Additionally, Reagan was always true to his conservative principles, but also had a streak of “disinterest” about him regarding economic affairs. Donald Regan, his Secretary of the Treasury, and later Chief of Staff was quoted as saying: “In the four years that I served as Secretary of the Treasury, I never saw President Reagan alone and never discussed economic philosophy or fiscal or monetary policy one-on-one…The President never told me what he believed or what he wanted to accomplish in the field of economics.”

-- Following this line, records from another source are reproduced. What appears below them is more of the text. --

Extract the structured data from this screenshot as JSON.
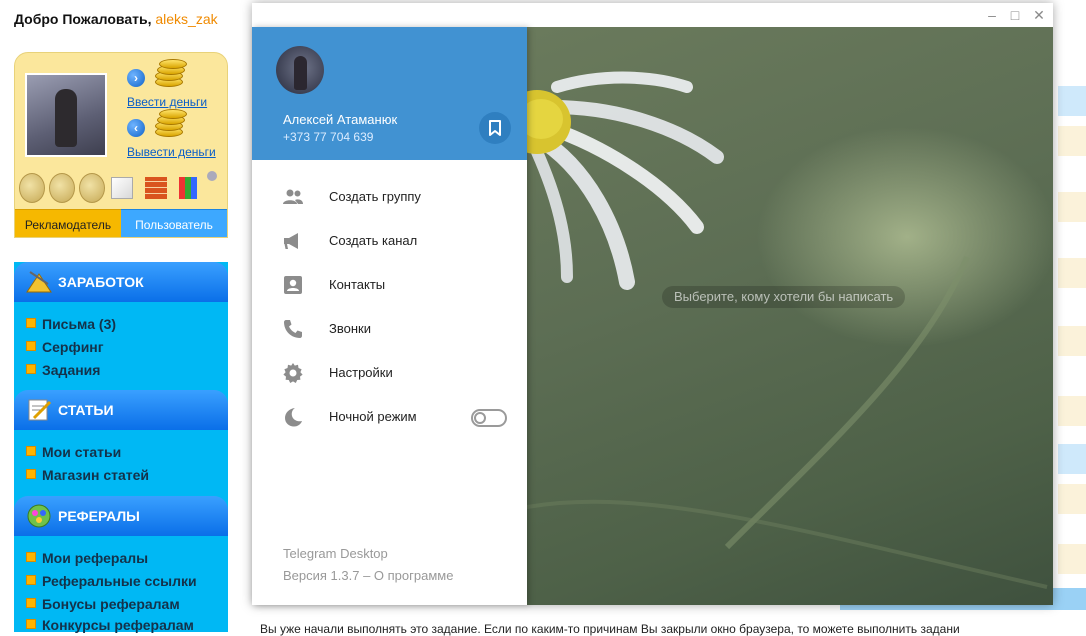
{
  "site": {
    "welcome_text": "Добро Пожаловать,",
    "username": "aleks_zak",
    "deposit_link": "Ввести деньги",
    "withdraw_link": "Вывести деньги",
    "tab_advertiser": "Рекламодатель",
    "tab_user": "Пользователь",
    "sections": [
      {
        "title": "ЗАРАБОТОК",
        "items": [
          "Письма (3)",
          "Серфинг",
          "Задания"
        ]
      },
      {
        "title": "СТАТЬИ",
        "items": [
          "Мои статьи",
          "Магазин статей"
        ]
      },
      {
        "title": "РЕФЕРАЛЫ",
        "items": [
          "Мои рефералы",
          "Реферальные ссылки",
          "Бонусы рефералам",
          "Конкурсы рефералам"
        ]
      }
    ],
    "bottom_text": "Вы уже начали выполнять это задание. Если по каким-то причинам Вы закрыли окно браузера, то можете выполнить задани"
  },
  "telegram": {
    "profile": {
      "name": "Алексей Атаманюк",
      "phone": "+373 77 704 639"
    },
    "menu": [
      {
        "label": "Создать группу",
        "icon": "group-icon"
      },
      {
        "label": "Создать канал",
        "icon": "megaphone-icon"
      },
      {
        "label": "Контакты",
        "icon": "contacts-icon"
      },
      {
        "label": "Звонки",
        "icon": "phone-icon"
      },
      {
        "label": "Настройки",
        "icon": "gear-icon"
      },
      {
        "label": "Ночной режим",
        "icon": "moon-icon"
      }
    ],
    "night_mode_enabled": false,
    "app_name": "Telegram Desktop",
    "version_text": "Версия 1.3.7 – О программе",
    "empty_chat_hint": "Выберите, кому хотели бы написать",
    "colors": {
      "header_blue": "#4192d2",
      "accent_saved": "#2f7fc0"
    }
  }
}
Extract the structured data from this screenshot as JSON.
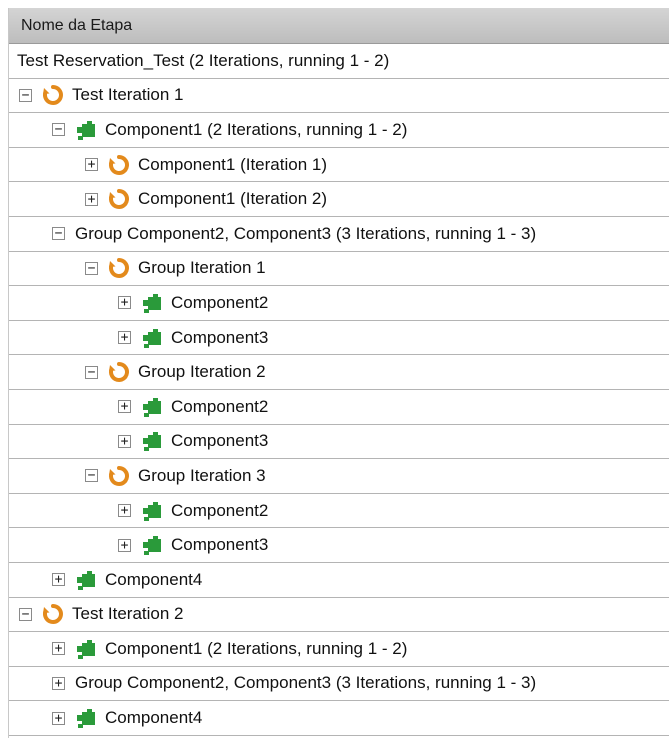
{
  "header": {
    "column_title": "Nome da Etapa"
  },
  "rows": [
    {
      "label": "Test Reservation_Test (2 Iterations, running 1 - 2)",
      "depth": 0,
      "expander": "",
      "icon": ""
    },
    {
      "label": "Test Iteration 1",
      "depth": 0,
      "expander": "−",
      "icon": "iteration-icon"
    },
    {
      "label": "Component1 (2 Iterations, running 1 - 2)",
      "depth": 1,
      "expander": "−",
      "icon": "component-icon"
    },
    {
      "label": "Component1 (Iteration 1)",
      "depth": 2,
      "expander": "+",
      "icon": "iteration-icon"
    },
    {
      "label": "Component1 (Iteration 2)",
      "depth": 2,
      "expander": "+",
      "icon": "iteration-icon"
    },
    {
      "label": "Group Component2, Component3 (3 Iterations, running 1 - 3)",
      "depth": 1,
      "expander": "−",
      "icon": ""
    },
    {
      "label": "Group Iteration 1",
      "depth": 2,
      "expander": "−",
      "icon": "iteration-icon"
    },
    {
      "label": "Component2",
      "depth": 3,
      "expander": "+",
      "icon": "component-icon"
    },
    {
      "label": "Component3",
      "depth": 3,
      "expander": "+",
      "icon": "component-icon"
    },
    {
      "label": "Group Iteration 2",
      "depth": 2,
      "expander": "−",
      "icon": "iteration-icon"
    },
    {
      "label": "Component2",
      "depth": 3,
      "expander": "+",
      "icon": "component-icon"
    },
    {
      "label": "Component3",
      "depth": 3,
      "expander": "+",
      "icon": "component-icon"
    },
    {
      "label": "Group Iteration 3",
      "depth": 2,
      "expander": "−",
      "icon": "iteration-icon"
    },
    {
      "label": "Component2",
      "depth": 3,
      "expander": "+",
      "icon": "component-icon"
    },
    {
      "label": "Component3",
      "depth": 3,
      "expander": "+",
      "icon": "component-icon"
    },
    {
      "label": "Component4",
      "depth": 1,
      "expander": "+",
      "icon": "component-icon"
    },
    {
      "label": "Test Iteration 2",
      "depth": 0,
      "expander": "−",
      "icon": "iteration-icon"
    },
    {
      "label": "Component1 (2 Iterations, running 1 - 2)",
      "depth": 1,
      "expander": "+",
      "icon": "component-icon"
    },
    {
      "label": "Group Component2, Component3 (3 Iterations, running 1 - 3)",
      "depth": 1,
      "expander": "+",
      "icon": ""
    },
    {
      "label": "Component4",
      "depth": 1,
      "expander": "+",
      "icon": "component-icon"
    }
  ],
  "colors": {
    "iteration": "#e38a1c",
    "component": "#2a9a3a",
    "header_bg": "#c6c6c6",
    "row_border": "#b4b4b4"
  }
}
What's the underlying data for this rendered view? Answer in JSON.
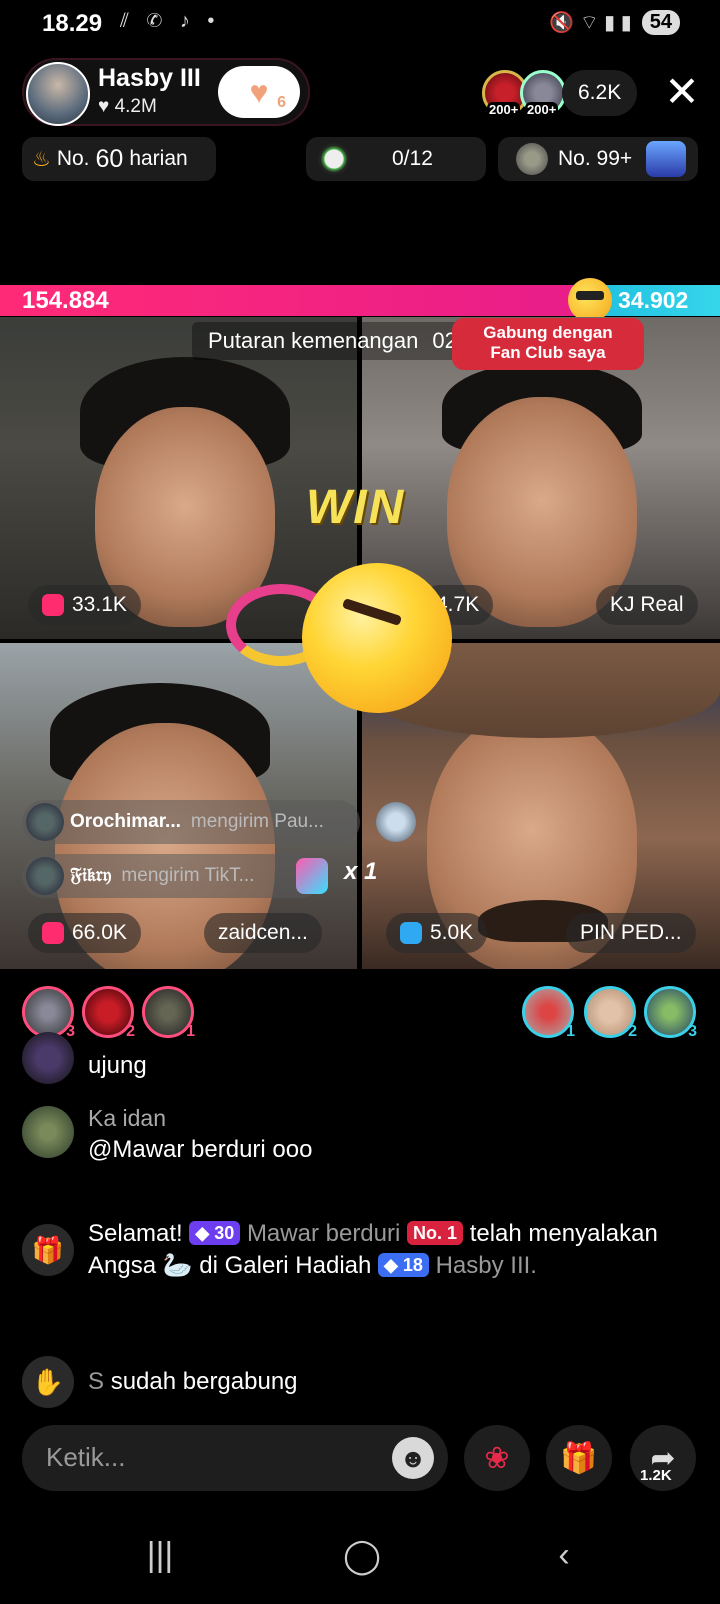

So, what is this all about? No, it is not a broad indictment of the Reagan presidency, which is for historians to analyze in depth. (As an aside, he is generally ranked about in the middle by a composite of presidential ranking systems). But it is a valid and general critique of Ronald Reagan, to which all the current GOP candidates quote with reverence. On balance, canonized or not, Reaganomics was not such a glorious success. At least not to the scale today’s candidates proclaim.
And, at any rate, despite this reverence and fidelity, based on the reality of his presidency, I do not think America is ready for 4 more years of Ronald Reagan.